Again, it is recommended to first check for and install any missing dependencies. These are listed in the repo here: https://github.com/cgat-developers/cgat-flow/blob/master/conda/environments/cgat-flow-pipelines.yml
To clone and set up the repo:
# cd to an appropriate location, such as your development folder
cd ~/devel/
# clone the repo
git clone git@github.com:cgat-developers/cgat-flow.git
# run setup
cd cgat-flow/
python setup.py develop
Known Issues
Internet access
There is currently no internet access on cluster execution nodes. If a job needs internet access, it can be run on a login node by passing the “–no-cluster” argument to the pipeline, e.g.
cellhub annotation make full -v5 --no-cluster
Excessive waiting for completed jobs
The pipelines wait a specified amount of time before checking whether jobs have completed.
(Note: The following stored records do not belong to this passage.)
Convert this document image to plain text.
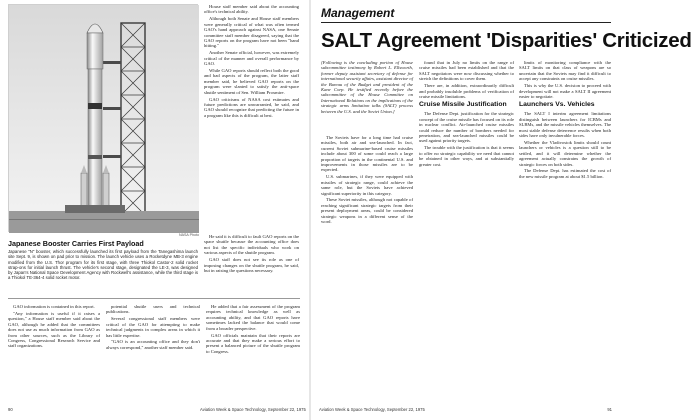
House staff member said about the accounting office's technical ability.

Although both Senate and House staff members were generally critical of what was often termed GAO's hand approach against NASA, one Senate committee staff member disagreed, saying that the GAO reports on the program have not been "hand hitting."

Another Senate official, however, was extremely critical of the manner and overall performance by GAO.

While GAO reports should reflect both the good and bad aspects of the program, the latter staff member said, he believed GAO reports on the program were slanted to satisfy the anti-space shuttle sentiment of Sen. William Proxmire.

GAO criticisms of NASA cost estimates and future predictions are unwarranted, he said, and GAO should recognize that predicting the future in a program like this is difficult at best.

NASA Photo
Japanese Booster Carries First Payload
Japanese "N" booster, which successfully launched its first payload from the Tanegashima launch site Sept. 9, is shown on pad prior to mission. The launch vehicle uses a Rocketdyne MB-3 engine modified from the U.S. Thor program for its first stage, with three Thiokol Castor-2 solid rocket strap-ons for initial launch thrust. The vehicle's second stage, designated the LE-3, was designed by Japan's National Space Development Agency with Rockwell's assistance, while the third stage is a Thiokol TE-364-4 solid rocket motor.

He said it is difficult to fault GAO reports on the space shuttle because the accounting office does not list the specific individuals who work on various aspects of the shuttle program.

GAO staff does not see its role as one of imposing changes on the shuttle program, he said, but in raising the questions necessary.

GAO information is contained in this report.

"Any information is useful if it raises a question," a House staff member said about the GAO, although he added that the committees does not use as much information from GAO as from other sources, such as the Library of Congress, Congressional Research Service and staff organizations.

potential shuttle users and technical publications.

Several congressional staff members were critical of the GAO for attempting to make technical judgments in complex areas in which it has little expertise.

"GAO is an accounting office and they don't always correspond," another staff member said.

He added that a fair assessment of the program requires technical knowledge as well as accounting ability, and that GAO reports have sometimes lacked the balance that would come from a broader perspective.

GAO officials maintain that their reports are accurate and that they make a serious effort to present a balanced picture of the shuttle program to Congress.

90	Aviation Week & Space Technology, September 22, 1975
Management
SALT Agreement 'Disparities' Criticized
[Following is the concluding portion of House subcommittee testimony by Robert L. Ellsworth, former deputy assistant secretary of defense for international security affairs, assistant director of the Bureau of the Budget and president of the Kane Corp. He testified recently before the subcommittee of the House Committee on International Relations on the implications of the strategic arms limitation talks (SALT) process between the U.S. and the Soviet Union.]

The Soviets have for a long time had cruise missiles, both air and sea-launched. In fact, current Soviet submarine-based cruise missiles include about 300 of some could reach a large proportion of targets in the continental U.S. and improvements in those missiles are to be expected.

U.S. submarines, if they were equipped with missiles of strategic range, could achieve the same role, but the Soviets have achieved significant superiority in this category.

These Soviet missiles, although not capable of reaching significant strategic targets from their present deployment areas, could be considered strategic weapons in a different sense of the word.

found that in July no limits on the range of cruise missiles had been established and that the SALT negotiators were now discussing whether to stretch the definitions to cover them.

There are, in addition, extraordinarily difficult and probably insoluble problems of verification of cruise missile limitations.

Cruise Missile Justification

The Defense Dept. justification for the strategic concept of the cruise missile has focused on its role in nuclear conflict. Air-launched cruise missiles could reduce the number of bombers needed for penetration, and sea-launched missiles could be used against priority targets.

The trouble with the justification is that it seems to offer no strategic capability we need that cannot be obtained in other ways, and at substantially greater cost.

limits of monitoring compliance with the SALT limits on that class of weapons are so uncertain that the Soviets may find it difficult to accept any constraints on cruise missiles.

This is why the U.S. decision to proceed with development will not make a SALT II agreement easier to negotiate.

Launchers Vs. Vehicles

The SALT I interim agreement limitations distinguish between launchers for ICBMs and SLBMs, and the missile vehicles themselves. The most stable defense deterrence results when both sides have only invulnerable forces.

Whether the Vladivostok limits should count launchers or vehicles is a question still to be settled, and it will determine whether the agreement actually constrains the growth of strategic forces on both sides.

The Defense Dept. has estimated the cost of the new missile program at about $1.5 billion.

Aviation Week & Space Technology, September 22, 1975	91
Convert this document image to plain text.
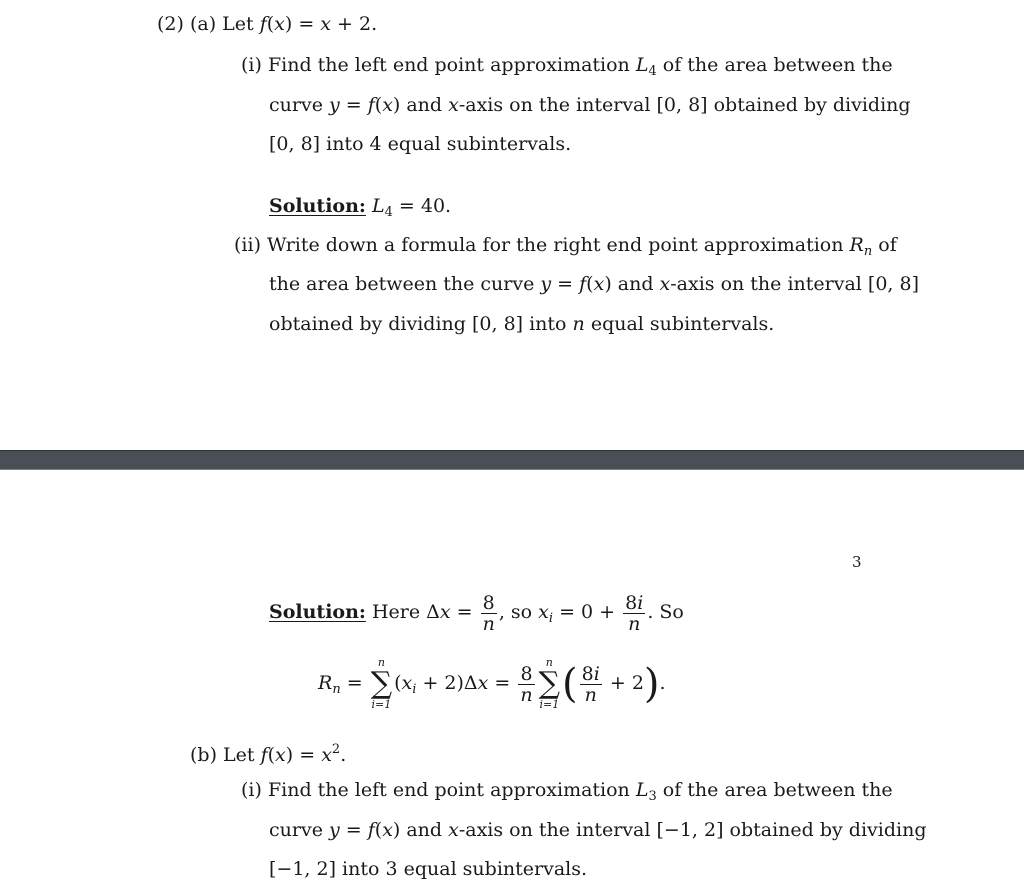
(2) (a) Let f(x) = x + 2.
(i) Find the left end point approximation $L_4$ of the area between the
curve y = f(x) and x-axis on the interval [0, 8] obtained by dividing
[0, 8] into 4 equal subintervals.
Solution: $L_4 = 40$.
(ii) Write down a formula for the right end point approximation $R_n$ of
the area between the curve y = f(x) and x-axis on the interval [0, 8]
obtained by dividing [0, 8] into n equal subintervals.
3
Solution: Here $\Delta x = \frac{8}{n}$ , so $x_i = 0 + \frac{8i}{n}$ . So
$R_n$ =
n
∑
i=1
$(x_i + 2)\Delta x = \frac{8}{n}$
n
∑
i=1 ( $\frac{8i}{n} + 2$).
(b) Let $f(x) = x^2$.
(i) Find the left end point approximation $L_3$ of the area between the
curve y = f(x) and x-axis on the interval [−1, 2] obtained by dividing
[−1, 2] into 3 equal subintervals.
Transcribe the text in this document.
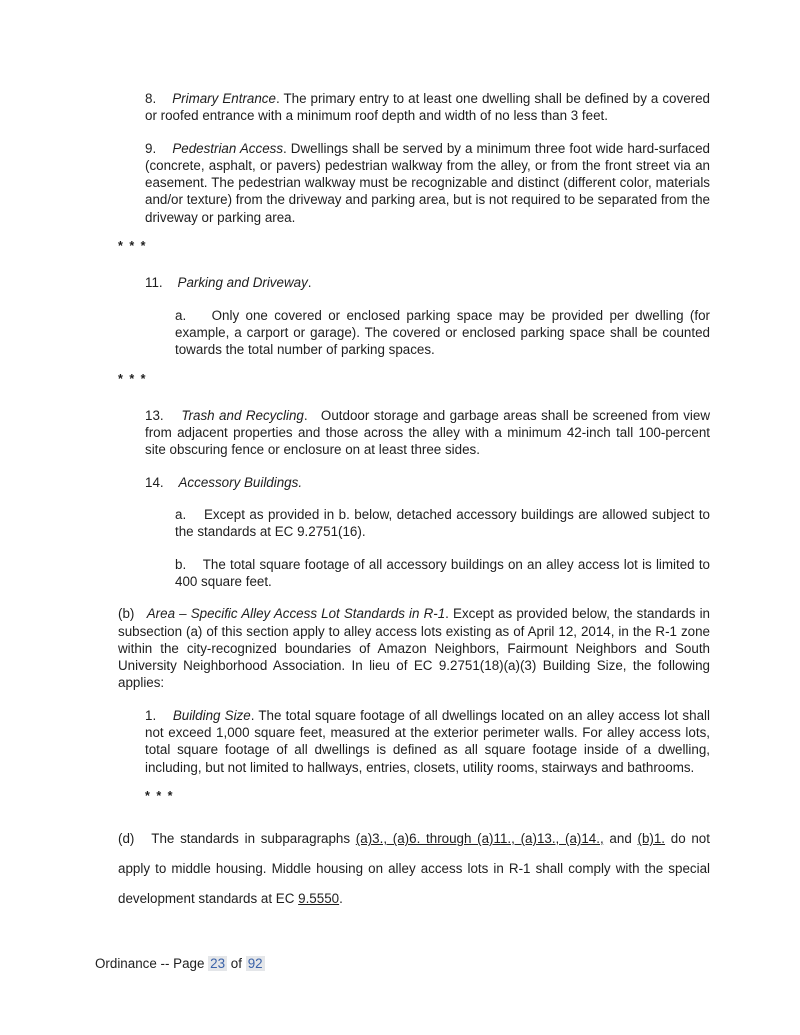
8.    Primary Entrance. The primary entry to at least one dwelling shall be defined by a covered or roofed entrance with a minimum roof depth and width of no less than 3 feet.

9.    Pedestrian Access. Dwellings shall be served by a minimum three foot wide hard-surfaced (concrete, asphalt, or pavers) pedestrian walkway from the alley, or from the front street via an easement. The pedestrian walkway must be recognizable and distinct (different color, materials and/or texture) from the driveway and parking area, but is not required to be separated from the driveway or parking area.

* * *

11.    Parking and Driveway.

a.    Only one covered or enclosed parking space may be provided per dwelling (for example, a carport or garage). The covered or enclosed parking space shall be counted towards the total number of parking spaces.

* * *

13.    Trash and Recycling.   Outdoor storage and garbage areas shall be screened from view from adjacent properties and those across the alley with a minimum 42-inch tall 100-percent site obscuring fence or enclosure on at least three sides.

14.    Accessory Buildings.

a.    Except as provided in b. below, detached accessory buildings are allowed subject to the standards at EC 9.2751(16).

b.    The total square footage of all accessory buildings on an alley access lot is limited to 400 square feet.

(b)   Area – Specific Alley Access Lot Standards in R-1. Except as provided below, the standards in subsection (a) of this section apply to alley access lots existing as of April 12, 2014, in the R-1 zone within the city-recognized boundaries of Amazon Neighbors, Fairmount Neighbors and South University Neighborhood Association. In lieu of EC 9.2751(18)(a)(3) Building Size, the following applies:

1.    Building Size. The total square footage of all dwellings located on an alley access lot shall not exceed 1,000 square feet, measured at the exterior perimeter walls. For alley access lots, total square footage of all dwellings is defined as all square footage inside of a dwelling, including, but not limited to hallways, entries, closets, utility rooms, stairways and bathrooms.

* * *

(d)   The standards in subparagraphs (a)3., (a)6. through (a)11., (a)13., (a)14., and (b)1. do not apply to middle housing. Middle housing on alley access lots in R-1 shall comply with the special development standards at EC 9.5550.

Ordinance -- Page 23 of 92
Unfortunately, this is controlled by a hardcoded GEVENT setting. This setting was changed from 1 to 30 during the COMBAT project when there were undiagnosed issues with a BMRC-specific DRMAA bug that has subsequently been fixed. To improve pipeline performance it is recommended to edit this setting in your local copy of cgatcore/pipeline/execution.py to e.g.:
GEVENT_TIMEOUT_WAIT = 5